To begin a figure I start with a slab of clay made into a flattened cylinder which forms the torso. I add short coils or wads of clay to build on the legs, pinching and paddling, compressing soft moist clay with my hands into one continuous piece, working inch by inch toward the feet. The same process is used to build up the torso and arms.
The feet and hands are made as separate parts, then attached to the open ankles and wrists. With eye and hands, I pinch and paddle my way, shaping the over-all form as I go up to the head. The last feature I work on is the face, cutting the holes for eyes and mouth to get the right expression. If the eye holes are too big, too close together, too far apart, the spirit of the piece is not free to come out. When it all comes together, the figure is looking straight at you.

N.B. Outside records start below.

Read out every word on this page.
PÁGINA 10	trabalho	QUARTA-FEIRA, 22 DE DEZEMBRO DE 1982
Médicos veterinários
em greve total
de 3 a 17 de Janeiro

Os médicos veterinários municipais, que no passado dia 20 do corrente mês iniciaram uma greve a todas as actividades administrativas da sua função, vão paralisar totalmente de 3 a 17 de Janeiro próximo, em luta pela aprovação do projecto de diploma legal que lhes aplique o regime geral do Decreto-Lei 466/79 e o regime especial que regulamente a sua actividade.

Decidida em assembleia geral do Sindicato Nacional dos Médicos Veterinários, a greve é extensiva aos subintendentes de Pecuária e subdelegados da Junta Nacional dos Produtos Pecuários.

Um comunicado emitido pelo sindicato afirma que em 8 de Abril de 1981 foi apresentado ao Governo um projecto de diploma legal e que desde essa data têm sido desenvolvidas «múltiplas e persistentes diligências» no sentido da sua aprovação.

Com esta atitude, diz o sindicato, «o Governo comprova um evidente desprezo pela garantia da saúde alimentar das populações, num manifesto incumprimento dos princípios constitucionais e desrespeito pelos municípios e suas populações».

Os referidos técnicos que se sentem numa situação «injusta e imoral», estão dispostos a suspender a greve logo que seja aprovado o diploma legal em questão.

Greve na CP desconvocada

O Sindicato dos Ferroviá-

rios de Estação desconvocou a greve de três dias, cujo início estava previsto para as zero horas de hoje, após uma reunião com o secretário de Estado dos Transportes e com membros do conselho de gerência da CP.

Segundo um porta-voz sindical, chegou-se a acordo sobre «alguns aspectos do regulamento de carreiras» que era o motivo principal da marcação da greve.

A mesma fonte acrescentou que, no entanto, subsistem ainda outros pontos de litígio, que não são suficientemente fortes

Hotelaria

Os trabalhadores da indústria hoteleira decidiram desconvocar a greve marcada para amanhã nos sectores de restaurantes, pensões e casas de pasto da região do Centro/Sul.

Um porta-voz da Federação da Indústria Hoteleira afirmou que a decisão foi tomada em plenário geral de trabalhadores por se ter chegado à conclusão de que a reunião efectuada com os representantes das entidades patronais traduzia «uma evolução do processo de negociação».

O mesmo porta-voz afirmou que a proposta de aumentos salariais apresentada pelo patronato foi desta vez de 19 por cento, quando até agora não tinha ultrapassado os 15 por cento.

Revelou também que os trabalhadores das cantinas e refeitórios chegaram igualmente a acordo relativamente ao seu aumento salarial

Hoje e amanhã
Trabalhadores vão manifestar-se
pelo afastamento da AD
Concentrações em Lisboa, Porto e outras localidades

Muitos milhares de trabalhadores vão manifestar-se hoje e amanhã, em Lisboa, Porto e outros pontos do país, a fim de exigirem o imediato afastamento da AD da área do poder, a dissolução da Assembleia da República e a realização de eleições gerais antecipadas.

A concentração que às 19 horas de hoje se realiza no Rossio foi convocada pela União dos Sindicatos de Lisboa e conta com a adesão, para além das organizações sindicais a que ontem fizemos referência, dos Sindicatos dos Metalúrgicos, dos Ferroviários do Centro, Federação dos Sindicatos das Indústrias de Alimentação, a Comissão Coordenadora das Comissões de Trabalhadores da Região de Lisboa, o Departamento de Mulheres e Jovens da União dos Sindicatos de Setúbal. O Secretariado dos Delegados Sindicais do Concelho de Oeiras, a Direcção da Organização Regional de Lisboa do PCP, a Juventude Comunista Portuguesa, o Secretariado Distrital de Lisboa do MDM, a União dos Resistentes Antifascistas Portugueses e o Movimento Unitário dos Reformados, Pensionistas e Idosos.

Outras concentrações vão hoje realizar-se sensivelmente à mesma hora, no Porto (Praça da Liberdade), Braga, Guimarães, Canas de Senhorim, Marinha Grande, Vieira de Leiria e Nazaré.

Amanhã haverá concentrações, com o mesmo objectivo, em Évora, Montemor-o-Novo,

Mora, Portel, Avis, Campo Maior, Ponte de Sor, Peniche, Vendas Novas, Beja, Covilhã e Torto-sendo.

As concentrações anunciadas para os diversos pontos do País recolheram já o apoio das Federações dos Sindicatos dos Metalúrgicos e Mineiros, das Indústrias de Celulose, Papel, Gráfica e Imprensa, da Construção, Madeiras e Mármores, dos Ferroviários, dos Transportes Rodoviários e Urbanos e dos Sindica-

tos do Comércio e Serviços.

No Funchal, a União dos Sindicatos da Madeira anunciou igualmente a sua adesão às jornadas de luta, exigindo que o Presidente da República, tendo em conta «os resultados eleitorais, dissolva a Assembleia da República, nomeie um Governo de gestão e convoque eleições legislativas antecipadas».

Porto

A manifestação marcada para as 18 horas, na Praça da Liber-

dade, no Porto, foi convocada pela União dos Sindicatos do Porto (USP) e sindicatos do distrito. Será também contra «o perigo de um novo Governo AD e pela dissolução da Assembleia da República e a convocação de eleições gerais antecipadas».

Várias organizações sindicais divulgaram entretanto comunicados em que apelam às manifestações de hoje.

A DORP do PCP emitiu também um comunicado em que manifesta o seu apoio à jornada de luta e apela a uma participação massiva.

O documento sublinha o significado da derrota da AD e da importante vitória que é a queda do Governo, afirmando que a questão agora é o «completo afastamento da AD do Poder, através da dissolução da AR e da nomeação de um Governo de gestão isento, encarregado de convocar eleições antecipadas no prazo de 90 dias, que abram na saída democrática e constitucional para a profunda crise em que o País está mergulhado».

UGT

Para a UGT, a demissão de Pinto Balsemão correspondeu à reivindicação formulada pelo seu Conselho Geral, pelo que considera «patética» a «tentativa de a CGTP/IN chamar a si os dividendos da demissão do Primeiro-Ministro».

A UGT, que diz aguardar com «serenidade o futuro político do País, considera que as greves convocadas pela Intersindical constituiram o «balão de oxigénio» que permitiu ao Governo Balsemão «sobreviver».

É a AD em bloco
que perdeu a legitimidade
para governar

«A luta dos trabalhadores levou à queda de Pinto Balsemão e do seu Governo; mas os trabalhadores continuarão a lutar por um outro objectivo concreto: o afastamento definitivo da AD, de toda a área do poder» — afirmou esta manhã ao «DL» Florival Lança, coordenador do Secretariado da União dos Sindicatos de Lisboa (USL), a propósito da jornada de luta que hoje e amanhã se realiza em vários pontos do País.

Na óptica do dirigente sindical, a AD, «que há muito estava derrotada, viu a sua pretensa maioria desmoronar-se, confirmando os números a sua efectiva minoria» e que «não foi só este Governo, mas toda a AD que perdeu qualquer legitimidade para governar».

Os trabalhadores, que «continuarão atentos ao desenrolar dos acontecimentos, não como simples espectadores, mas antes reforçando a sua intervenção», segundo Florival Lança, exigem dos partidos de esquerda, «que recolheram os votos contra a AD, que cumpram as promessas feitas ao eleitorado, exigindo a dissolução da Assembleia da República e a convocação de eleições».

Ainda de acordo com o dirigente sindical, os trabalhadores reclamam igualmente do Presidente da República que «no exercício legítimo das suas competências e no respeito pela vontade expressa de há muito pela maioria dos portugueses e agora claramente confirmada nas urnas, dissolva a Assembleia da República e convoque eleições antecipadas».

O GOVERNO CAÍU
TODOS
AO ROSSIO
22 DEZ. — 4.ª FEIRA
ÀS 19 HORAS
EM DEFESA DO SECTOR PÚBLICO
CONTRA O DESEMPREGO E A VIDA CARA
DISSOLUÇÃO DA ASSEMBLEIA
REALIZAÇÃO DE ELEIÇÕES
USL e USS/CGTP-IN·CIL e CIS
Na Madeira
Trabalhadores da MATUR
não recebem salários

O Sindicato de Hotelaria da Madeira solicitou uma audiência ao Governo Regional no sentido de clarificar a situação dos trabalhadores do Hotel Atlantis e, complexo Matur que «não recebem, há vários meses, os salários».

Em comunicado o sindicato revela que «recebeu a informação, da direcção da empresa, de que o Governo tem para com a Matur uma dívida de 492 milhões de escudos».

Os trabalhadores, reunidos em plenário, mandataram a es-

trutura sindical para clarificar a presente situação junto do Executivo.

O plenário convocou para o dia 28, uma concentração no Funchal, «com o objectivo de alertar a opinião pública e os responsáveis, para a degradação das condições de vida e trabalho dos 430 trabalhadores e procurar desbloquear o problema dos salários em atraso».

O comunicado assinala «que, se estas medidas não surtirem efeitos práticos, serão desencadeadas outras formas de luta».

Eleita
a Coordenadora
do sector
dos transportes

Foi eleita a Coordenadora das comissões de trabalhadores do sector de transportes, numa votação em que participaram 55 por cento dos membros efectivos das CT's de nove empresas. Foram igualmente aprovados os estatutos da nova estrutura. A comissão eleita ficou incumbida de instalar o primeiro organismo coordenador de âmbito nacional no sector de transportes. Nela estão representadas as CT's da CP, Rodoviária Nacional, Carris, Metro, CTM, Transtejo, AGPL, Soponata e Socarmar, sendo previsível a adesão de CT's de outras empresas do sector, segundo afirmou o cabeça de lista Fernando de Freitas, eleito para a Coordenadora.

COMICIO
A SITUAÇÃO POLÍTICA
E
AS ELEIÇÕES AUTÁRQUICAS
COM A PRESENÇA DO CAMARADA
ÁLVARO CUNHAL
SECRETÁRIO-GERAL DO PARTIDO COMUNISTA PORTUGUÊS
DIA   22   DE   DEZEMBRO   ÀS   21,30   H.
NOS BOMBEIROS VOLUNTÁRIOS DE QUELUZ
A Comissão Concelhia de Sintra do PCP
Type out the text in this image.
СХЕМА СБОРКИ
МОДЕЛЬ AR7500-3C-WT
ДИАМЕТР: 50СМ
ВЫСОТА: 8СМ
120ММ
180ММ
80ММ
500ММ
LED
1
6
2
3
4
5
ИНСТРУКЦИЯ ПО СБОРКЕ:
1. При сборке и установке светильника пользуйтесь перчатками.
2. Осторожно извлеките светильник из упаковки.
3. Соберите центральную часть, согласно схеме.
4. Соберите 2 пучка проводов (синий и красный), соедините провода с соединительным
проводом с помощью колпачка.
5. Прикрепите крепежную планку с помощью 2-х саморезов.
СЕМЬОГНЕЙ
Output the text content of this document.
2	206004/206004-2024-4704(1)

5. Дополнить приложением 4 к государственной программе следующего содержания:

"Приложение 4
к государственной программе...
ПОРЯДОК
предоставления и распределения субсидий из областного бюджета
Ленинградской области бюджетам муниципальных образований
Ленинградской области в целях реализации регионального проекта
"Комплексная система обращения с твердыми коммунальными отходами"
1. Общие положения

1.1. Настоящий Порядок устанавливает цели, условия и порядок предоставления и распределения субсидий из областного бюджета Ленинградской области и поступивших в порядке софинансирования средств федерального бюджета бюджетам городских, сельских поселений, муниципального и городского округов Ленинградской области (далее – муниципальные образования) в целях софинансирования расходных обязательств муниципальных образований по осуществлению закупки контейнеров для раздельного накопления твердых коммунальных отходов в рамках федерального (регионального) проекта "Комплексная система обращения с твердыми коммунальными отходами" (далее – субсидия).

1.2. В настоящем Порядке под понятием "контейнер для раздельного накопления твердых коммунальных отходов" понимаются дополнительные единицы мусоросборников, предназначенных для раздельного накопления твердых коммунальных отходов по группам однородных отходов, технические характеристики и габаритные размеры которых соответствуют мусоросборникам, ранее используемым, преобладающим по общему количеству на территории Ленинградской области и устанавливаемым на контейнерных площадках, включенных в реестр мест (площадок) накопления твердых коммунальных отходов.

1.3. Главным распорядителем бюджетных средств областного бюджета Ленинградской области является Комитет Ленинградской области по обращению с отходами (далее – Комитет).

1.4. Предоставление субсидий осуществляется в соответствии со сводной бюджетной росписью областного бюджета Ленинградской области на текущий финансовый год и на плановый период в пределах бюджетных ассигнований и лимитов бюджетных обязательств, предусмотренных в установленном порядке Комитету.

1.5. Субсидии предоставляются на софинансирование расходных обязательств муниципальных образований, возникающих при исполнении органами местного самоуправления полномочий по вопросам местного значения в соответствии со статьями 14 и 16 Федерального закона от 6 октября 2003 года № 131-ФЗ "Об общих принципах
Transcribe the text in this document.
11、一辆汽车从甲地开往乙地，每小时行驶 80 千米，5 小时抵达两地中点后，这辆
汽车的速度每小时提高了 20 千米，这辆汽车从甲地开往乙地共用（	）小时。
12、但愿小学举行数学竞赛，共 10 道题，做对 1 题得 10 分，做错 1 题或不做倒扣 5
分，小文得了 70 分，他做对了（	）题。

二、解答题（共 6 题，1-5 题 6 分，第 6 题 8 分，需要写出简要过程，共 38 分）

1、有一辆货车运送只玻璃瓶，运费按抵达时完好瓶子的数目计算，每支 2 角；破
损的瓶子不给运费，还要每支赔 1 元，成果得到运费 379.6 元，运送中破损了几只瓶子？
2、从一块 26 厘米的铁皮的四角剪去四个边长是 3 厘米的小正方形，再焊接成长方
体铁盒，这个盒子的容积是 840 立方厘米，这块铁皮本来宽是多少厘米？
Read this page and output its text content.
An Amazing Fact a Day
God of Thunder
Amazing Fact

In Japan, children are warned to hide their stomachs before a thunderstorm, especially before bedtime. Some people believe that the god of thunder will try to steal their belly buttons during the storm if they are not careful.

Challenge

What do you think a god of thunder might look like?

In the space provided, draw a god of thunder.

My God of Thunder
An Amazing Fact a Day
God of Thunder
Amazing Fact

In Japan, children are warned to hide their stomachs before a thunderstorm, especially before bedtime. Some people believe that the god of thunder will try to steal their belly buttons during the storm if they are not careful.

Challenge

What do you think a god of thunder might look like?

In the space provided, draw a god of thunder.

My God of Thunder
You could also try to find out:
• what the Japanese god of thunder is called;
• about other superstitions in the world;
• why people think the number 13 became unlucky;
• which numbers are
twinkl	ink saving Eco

Sometimes I make a maquette before I begin a figure. Inevitably as I get going the idea fades, then the clay and my hands create the shapes. The wood-firing has the final say as the flames and hot ash swirl around the body of clay. Very often the gesture, the presence of the finished piece surprises me too.
I choose to work with a Georgia clay used for making red brick. It comes straight from the mine with the variation in particle size that occurs naturally. The clay has a wonderful texture that guides my hands to make the shapes that I make. This feeling of the clay is an integral element of the finished pieces.
This clay becomes vitreous at 2150 F, the temperature we fire in the back half of the anagama kiln. The long wood firing at the relatively low stoneware temperature brings out the soft clay colors, layered with a dusting of ash that compliment the forms.
Originally, clay determined where the potters worked. This is still true in Japan where whole communities of potters have worked for generations with only the clay indigenous to the area. The techniques used to work the clay, the shapes that were made, kiln types and ways of firing, all developed out of their intuitive understanding of that specific clay. The potters, intimate relationship with the clay is reflected in the final pieces.
Things are different now in our modern world where we have access to any clay we want. In the US, with the exception of the Native American traditions, we don't have the deep roots, the thousands of years, tradition in the use of clay from which to learn. Some potters choose to work with many different kinds of clay.
The aesthetic and tradition in which I grew up as a potter shaped my choice to work with one clay similar to that which I worked with in Japan. I find it liberating to explore in depth the relationship between this clay, the kiln and firing, the shapes, and my own intention. The process of integrating these elements empowers the work.